4.4. Regression Analysis with Three Principal Components
For training and testing, all the three PCs are used and R-value of 0.77 is obtained in the regression analysis signifying high correlation between SpHb and Hb_{lab}. Mean bias, MSE and RMSE between Hb_{lab} and SpHb is 0.3 g/dL, 1.81 and 0.6633, respectively.
DISCUSSION AND CONCLUSION
In this work, the non-invasive estimation of Hb using principal component analysis and neural networks is discussed. The PCA has been performed on the PPG signal to obtain principal components. These principal components are given as input to neural networks. The design is tested with different combinations of principal components.
It is observed from Table 2 that bias between SpHb and Hb_{lab} obtained is high for estimation of SpHb using one principal component when compared with the estimation of SpHb using two and three principal components. It is also observed that the correlation between SpHb and Hb_{lab} shows better results for the estimation of SpHb using two or all PCs. It can be seen that the accuracy being achieved is increased with a number of principal components as inputs. This is because there is a loss of information in the input data if less principal components are used. But the hardware utilization is minimum with less number of principal components.

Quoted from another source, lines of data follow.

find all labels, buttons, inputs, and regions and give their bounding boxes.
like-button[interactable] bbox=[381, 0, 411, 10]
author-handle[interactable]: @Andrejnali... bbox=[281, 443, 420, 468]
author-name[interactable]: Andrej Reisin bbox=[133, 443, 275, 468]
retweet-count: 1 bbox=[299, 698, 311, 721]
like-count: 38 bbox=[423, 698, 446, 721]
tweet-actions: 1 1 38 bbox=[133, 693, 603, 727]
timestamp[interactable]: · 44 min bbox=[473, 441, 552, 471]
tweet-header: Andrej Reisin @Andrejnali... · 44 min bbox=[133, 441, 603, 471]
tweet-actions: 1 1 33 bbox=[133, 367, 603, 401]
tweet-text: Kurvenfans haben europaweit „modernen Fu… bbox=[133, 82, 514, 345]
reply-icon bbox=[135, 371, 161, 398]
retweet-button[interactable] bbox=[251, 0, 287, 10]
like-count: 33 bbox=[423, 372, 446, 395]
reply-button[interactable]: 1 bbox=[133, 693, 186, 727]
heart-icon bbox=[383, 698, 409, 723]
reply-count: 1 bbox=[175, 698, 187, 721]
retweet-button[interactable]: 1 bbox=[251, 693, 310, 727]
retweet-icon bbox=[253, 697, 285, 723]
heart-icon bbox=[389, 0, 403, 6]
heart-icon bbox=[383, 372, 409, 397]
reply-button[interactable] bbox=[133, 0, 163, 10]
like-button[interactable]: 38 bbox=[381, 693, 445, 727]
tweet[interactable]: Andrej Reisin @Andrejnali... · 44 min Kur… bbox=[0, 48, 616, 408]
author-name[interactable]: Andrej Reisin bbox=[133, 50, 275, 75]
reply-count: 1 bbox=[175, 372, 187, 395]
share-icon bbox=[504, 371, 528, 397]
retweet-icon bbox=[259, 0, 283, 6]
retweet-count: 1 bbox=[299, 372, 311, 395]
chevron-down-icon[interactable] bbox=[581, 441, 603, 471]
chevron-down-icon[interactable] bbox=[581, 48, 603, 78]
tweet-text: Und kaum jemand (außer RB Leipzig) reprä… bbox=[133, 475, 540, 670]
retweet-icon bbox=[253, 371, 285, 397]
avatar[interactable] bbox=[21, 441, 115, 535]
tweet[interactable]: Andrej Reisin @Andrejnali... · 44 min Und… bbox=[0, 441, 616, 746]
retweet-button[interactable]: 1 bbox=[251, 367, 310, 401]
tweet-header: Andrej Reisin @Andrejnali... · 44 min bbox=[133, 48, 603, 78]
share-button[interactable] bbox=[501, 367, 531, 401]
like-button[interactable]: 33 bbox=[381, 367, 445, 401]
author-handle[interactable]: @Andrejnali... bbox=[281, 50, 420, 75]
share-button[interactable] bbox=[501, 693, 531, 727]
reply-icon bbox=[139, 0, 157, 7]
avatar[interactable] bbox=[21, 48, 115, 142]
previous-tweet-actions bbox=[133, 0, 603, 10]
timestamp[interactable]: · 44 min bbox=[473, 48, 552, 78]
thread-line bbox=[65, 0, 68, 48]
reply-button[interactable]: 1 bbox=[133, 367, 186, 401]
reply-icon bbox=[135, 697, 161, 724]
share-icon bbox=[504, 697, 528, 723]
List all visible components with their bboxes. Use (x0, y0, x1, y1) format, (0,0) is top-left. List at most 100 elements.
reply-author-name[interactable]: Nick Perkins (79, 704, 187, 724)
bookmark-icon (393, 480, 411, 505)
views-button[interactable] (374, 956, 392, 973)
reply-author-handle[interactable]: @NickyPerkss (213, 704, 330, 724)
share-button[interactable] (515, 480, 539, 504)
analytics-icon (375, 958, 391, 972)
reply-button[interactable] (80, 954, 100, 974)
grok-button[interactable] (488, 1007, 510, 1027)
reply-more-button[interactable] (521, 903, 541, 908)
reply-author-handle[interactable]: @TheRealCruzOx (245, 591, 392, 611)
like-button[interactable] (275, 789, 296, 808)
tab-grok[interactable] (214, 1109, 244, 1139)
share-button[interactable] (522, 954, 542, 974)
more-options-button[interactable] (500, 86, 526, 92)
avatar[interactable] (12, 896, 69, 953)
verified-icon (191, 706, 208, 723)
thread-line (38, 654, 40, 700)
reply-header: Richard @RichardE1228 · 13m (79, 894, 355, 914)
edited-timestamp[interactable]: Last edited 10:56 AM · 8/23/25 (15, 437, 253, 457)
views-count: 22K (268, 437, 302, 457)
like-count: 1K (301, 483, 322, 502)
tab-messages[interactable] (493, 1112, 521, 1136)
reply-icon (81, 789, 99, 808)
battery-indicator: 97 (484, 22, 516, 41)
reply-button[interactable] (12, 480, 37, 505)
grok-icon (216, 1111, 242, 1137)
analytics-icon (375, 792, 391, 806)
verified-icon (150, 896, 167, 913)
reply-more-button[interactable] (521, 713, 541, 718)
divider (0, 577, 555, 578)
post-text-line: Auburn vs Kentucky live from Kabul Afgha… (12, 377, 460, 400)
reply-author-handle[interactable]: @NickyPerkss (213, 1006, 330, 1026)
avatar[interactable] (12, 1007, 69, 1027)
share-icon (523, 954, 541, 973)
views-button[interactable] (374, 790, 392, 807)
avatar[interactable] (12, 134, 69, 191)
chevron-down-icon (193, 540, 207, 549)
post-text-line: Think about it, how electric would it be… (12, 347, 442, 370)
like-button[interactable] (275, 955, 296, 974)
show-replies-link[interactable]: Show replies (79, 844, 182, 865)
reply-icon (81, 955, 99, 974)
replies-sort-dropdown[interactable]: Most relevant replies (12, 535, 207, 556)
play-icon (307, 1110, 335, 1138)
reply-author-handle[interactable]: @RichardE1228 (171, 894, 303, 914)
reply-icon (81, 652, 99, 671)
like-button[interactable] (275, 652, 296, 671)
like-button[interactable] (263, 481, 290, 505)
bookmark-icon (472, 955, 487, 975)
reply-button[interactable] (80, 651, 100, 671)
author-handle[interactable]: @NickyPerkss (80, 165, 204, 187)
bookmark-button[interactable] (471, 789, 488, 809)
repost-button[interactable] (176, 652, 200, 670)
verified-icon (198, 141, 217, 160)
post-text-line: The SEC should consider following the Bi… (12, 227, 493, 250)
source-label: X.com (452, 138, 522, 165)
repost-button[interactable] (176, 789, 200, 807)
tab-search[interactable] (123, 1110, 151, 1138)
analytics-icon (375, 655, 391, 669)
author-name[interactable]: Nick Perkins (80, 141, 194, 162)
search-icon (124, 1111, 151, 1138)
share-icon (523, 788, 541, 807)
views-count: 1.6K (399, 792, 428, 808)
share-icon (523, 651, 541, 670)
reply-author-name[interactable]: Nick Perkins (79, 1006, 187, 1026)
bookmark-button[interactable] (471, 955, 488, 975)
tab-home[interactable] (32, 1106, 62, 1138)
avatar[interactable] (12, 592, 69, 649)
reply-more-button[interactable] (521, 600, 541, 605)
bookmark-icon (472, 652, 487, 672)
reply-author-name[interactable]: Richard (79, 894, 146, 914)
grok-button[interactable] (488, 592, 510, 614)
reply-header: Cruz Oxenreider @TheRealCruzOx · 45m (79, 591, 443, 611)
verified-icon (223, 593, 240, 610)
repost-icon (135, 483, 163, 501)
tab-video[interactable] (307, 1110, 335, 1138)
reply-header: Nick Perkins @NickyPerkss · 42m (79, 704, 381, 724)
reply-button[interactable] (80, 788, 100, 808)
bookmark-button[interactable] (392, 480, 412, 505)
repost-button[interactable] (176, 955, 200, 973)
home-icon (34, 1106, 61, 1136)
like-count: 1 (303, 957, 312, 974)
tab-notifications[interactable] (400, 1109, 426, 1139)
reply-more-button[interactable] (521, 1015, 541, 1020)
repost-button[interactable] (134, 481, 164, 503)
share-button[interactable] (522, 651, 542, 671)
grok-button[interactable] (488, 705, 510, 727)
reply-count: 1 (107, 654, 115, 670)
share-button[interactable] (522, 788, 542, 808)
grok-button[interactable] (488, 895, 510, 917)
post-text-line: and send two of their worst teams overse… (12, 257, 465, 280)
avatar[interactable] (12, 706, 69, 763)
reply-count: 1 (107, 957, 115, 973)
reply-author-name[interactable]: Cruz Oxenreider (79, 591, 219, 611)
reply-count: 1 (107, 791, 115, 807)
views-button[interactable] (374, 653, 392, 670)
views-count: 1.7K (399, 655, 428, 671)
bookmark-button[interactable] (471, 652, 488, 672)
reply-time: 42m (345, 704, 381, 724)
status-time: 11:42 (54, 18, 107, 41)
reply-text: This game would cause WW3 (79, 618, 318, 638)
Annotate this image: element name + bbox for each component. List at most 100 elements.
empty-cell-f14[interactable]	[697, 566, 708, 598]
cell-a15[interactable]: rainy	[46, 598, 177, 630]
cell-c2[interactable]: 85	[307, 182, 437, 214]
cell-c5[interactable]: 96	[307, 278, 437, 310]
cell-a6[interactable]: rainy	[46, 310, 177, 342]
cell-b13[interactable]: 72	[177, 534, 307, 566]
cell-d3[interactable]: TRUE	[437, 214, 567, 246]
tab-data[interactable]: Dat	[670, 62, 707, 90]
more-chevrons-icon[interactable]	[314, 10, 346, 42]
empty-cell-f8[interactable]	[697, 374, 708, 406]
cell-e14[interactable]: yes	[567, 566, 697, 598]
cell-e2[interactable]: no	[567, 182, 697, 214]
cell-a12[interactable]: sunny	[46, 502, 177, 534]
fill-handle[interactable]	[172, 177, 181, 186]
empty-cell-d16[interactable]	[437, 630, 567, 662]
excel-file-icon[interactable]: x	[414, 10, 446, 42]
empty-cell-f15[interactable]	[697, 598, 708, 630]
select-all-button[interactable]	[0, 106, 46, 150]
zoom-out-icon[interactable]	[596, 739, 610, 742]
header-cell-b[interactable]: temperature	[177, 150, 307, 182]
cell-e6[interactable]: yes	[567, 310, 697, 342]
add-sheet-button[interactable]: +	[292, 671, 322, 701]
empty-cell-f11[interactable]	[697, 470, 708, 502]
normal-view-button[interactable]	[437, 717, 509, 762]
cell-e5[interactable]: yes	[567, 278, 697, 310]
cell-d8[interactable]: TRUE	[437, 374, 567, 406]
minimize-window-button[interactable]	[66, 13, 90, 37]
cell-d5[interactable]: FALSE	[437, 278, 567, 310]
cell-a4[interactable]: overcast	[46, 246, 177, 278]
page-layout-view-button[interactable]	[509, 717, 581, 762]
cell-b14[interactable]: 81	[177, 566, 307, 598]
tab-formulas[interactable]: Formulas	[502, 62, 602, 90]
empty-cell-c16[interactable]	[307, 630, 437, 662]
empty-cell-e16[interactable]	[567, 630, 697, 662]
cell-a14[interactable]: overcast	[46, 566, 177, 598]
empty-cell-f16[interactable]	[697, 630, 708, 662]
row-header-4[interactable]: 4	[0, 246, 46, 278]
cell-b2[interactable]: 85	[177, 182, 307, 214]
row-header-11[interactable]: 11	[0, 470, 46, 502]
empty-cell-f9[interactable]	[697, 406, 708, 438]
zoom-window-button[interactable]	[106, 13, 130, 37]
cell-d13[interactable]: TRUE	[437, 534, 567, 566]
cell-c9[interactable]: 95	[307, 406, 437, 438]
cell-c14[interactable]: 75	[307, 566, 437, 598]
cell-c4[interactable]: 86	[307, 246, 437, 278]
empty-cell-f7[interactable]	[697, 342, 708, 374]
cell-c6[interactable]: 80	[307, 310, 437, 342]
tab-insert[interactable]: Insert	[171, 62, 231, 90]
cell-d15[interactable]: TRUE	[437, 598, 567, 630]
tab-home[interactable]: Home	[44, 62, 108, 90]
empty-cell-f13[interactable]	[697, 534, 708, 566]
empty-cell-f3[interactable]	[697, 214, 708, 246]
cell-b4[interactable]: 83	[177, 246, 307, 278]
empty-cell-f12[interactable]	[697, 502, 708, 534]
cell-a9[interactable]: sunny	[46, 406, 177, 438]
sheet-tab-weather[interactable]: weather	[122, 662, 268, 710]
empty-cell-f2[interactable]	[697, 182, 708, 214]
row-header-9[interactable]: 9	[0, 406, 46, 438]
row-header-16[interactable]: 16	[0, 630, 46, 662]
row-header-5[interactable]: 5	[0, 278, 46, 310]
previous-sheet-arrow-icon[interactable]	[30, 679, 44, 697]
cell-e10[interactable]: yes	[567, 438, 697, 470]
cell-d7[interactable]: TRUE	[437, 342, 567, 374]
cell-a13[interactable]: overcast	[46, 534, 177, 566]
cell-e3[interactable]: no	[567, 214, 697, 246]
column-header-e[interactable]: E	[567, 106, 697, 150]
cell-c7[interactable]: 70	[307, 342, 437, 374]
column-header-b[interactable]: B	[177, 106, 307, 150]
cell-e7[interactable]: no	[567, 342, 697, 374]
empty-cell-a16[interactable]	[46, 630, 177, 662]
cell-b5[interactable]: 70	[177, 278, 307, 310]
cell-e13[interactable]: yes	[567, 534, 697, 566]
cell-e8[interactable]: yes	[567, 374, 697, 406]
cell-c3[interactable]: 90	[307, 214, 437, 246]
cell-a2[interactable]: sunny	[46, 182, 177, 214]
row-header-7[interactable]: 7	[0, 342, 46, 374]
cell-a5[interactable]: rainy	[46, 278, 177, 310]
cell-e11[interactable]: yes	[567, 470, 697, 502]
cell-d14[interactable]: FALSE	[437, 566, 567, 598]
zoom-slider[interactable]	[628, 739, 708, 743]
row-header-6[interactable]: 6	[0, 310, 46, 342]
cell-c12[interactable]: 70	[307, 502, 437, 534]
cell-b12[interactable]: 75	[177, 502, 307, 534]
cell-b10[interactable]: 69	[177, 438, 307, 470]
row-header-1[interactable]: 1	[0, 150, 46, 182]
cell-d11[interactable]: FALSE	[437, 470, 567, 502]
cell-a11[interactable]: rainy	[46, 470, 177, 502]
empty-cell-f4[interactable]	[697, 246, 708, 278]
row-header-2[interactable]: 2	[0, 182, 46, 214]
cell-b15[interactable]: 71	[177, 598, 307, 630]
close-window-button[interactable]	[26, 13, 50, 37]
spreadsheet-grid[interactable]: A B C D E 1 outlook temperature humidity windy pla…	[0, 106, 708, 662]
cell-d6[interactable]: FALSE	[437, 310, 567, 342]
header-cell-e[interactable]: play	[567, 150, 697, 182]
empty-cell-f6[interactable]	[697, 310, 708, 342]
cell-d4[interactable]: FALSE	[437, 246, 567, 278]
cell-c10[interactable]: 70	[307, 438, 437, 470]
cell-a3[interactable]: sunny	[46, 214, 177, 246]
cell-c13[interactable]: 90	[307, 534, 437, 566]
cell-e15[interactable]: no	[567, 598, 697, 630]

Finally, the accuracy obtained with one PC is 63.1% which is on the lower side, whereas the regression analysis carried out using two and three principal components obtained from PCA exhibit higher accuracy of 84.7% and 95.7%. Future work will involve further clinical studies, optimization of the sensor and evaluation under different population setting. However, one of the limitations of the work is that the population setting chosen for the work does not include paediatric patients, accurately ill patient, pregnant population and surgical patients. With detailed analysis on a wide range of population setting, Hb prediction using PPG is a promising approach for non-invasive measurement.
ETHICAL APPROVAL AND CONSENT TO PARTICIPATE
Institutional Ethical Clearance have been attained from Karpagam Academy of Higher Education and Sree Abirami Hospital, Coimbatore, India for performing human trials.
HUMAN AND ANIMAL RIGHTS
No animals were used inthis study. The reported experiments were performed in accordance with the Medical Council of India, Government of India and WHO norms.
CONSENT FOR PUBLICATION
Informed Consent was obtained from the subjects before the acquisition of PPG signal.
AVAILABILITY OF DATA AND MATERIALS
Not applicable.
FUNDING
None.
CONFLICT OF INTEREST
The authors declare no conflict of interest, financial or otherwise.
ACKNOWLEDGEMENTS
The authors of this paper wish to thank the help and support from the nursing and medical staff at the SreeAbhirami Hospitals, Coimbatore without whose kind support, the study could not have done.